I finally solved the issue.. I actually had a different sensor that I purchased from a generic car parts site and never installed it as I wanted to be sure that it was the right one, so I ordered a different one from Paragon.. The one from Paragon showed the wrong reading, just like the one that was on the car. I ended up installing the generic one from carparts.com and it has the accurate reading.. I actually put both sensors in 100 degree water and measured the resistance.. I found a old thread where it says that the resistance of the sensor outside of the car should be about 220 ohms or so at that temperature.. The generic sensor had the correct reading while the one from the Corvette vendor had the wrong reading (just like the one that was on the car when I got it). Drove around for about 20 minutes and the gauge read just left of 210 degees which seems about right for 185 to 190 degrees... Problem solved.. Part number SITS6 at carparts.com
I believe the generic part number for it is TS-6 sensor.. Glad that I got the right reading now..

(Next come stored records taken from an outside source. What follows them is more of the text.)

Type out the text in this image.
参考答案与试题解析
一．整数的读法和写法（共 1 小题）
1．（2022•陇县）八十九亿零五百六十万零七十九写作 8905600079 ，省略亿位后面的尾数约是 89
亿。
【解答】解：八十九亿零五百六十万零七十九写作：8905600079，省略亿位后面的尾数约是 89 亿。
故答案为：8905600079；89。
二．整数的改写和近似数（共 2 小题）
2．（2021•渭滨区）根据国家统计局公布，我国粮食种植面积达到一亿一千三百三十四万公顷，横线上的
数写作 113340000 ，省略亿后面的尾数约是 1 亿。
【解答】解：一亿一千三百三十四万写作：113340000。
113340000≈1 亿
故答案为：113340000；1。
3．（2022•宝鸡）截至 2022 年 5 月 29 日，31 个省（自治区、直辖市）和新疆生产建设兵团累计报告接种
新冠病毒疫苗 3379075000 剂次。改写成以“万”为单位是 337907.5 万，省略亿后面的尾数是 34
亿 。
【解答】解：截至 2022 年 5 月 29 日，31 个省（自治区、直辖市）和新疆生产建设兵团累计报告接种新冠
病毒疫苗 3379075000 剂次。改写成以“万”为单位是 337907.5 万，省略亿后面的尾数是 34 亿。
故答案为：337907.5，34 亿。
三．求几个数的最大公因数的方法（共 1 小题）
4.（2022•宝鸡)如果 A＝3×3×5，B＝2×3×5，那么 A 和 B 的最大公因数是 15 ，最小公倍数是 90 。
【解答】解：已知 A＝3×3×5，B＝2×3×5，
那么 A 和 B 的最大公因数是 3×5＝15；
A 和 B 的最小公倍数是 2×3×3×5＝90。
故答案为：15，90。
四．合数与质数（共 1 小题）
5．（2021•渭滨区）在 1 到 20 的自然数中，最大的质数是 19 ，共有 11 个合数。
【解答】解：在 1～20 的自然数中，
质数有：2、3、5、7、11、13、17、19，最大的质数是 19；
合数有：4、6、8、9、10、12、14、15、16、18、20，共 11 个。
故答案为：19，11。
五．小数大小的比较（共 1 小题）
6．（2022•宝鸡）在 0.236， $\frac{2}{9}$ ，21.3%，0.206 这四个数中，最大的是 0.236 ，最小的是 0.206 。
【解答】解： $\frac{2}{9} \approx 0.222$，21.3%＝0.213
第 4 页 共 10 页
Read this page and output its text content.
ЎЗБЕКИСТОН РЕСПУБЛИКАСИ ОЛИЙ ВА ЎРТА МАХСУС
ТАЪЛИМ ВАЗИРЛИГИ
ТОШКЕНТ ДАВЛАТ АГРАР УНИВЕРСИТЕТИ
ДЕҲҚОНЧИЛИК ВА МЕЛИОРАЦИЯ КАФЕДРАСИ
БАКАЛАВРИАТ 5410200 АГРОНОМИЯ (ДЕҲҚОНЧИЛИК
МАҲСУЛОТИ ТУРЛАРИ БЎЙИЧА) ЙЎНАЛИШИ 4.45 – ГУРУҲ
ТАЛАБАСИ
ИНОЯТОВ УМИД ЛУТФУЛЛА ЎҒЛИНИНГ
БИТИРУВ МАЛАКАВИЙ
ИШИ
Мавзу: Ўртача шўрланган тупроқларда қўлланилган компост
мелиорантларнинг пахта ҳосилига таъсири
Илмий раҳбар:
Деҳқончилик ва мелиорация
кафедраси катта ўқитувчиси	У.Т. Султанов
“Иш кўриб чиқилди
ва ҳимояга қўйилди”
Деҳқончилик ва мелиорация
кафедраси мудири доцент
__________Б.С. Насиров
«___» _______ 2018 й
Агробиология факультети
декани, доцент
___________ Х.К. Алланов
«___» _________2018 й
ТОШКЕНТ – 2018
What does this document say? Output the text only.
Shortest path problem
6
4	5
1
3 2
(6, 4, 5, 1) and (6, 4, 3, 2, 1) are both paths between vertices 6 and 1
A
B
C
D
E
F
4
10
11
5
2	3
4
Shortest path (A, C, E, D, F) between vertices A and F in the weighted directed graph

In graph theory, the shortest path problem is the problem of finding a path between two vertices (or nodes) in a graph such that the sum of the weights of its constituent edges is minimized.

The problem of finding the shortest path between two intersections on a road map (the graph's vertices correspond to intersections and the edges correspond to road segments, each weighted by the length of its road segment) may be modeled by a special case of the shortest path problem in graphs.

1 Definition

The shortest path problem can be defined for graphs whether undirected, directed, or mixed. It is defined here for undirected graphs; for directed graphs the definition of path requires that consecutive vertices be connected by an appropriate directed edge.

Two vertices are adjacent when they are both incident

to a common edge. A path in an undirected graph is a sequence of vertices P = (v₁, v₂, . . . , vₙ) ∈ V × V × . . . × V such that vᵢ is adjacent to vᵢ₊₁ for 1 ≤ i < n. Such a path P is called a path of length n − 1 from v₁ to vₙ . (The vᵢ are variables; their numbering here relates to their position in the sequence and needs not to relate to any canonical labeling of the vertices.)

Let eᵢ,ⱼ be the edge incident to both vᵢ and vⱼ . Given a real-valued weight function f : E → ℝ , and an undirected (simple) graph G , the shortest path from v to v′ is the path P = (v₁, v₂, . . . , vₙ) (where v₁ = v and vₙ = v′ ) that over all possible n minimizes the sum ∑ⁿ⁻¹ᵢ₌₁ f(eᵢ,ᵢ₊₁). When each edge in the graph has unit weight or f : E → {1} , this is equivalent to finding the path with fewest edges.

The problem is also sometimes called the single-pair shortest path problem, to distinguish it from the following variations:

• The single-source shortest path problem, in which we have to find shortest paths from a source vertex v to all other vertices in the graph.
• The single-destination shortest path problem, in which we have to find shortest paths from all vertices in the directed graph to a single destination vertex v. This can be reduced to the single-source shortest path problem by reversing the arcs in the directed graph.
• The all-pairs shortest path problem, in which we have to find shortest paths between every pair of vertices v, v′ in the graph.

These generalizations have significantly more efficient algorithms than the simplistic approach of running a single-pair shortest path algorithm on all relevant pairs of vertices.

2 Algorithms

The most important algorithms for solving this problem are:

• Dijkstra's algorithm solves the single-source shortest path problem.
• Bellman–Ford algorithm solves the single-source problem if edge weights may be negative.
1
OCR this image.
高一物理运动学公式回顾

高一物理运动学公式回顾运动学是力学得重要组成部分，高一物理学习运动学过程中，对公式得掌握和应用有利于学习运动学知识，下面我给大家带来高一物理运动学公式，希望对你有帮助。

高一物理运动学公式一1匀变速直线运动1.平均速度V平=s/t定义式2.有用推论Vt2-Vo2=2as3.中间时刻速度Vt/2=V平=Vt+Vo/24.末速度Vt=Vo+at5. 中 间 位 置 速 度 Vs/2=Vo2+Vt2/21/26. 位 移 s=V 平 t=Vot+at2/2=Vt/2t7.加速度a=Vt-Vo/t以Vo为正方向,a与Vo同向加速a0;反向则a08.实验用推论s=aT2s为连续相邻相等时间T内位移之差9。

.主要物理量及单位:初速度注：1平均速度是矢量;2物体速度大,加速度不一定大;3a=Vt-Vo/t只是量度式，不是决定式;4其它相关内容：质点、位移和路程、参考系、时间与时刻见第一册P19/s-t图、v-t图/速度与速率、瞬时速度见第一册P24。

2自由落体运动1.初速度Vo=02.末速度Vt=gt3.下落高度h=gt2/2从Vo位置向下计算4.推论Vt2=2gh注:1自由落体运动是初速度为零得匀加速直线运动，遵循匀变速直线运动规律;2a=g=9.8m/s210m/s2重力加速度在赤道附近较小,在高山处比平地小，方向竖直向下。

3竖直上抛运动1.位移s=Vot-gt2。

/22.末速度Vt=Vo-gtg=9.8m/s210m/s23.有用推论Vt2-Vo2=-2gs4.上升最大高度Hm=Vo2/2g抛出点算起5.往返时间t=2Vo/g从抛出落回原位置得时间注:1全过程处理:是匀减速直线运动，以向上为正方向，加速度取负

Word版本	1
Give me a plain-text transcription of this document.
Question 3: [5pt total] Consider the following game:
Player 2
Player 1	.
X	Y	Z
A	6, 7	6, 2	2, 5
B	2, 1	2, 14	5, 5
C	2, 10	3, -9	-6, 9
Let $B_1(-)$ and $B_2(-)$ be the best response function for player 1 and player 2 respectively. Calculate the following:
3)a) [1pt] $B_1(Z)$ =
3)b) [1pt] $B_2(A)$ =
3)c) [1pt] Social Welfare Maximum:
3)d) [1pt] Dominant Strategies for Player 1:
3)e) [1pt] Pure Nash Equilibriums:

My '71 gauge does the exact same thing. I just thought the gauge was going bad. Looks like I need a sensor as well! Thanks for the post!
I was surprised that the El Cheapo sensor was the one that work while the more expensive one from the Corvette parts supplier didn't have the correct reading.. Weird..
Drove the Vette to work today.. 23 miles at 75 to 80 mph or so.. Temperature stayed just left of the 210 mark which seems to be about 190 degrees or so which seems to be correct..
I was surprised that the El Cheapo sensor was the one that work while the more expensive one from the Corvette parts supplier didn't have the correct reading.. Weird..
Drove the Vette to work today.. 23 miles at 75 to 80 mph or so.. Temperature stayed just left of the 210 mark which seems to be about 190 degrees or so which seems to be correct..
Yeah I wonder if you just got a dud or if they are all off...
I found the same TS-6 sensor on RockAuto for $6. I'll report back when it arrives. Hopefully it fixes my issue too.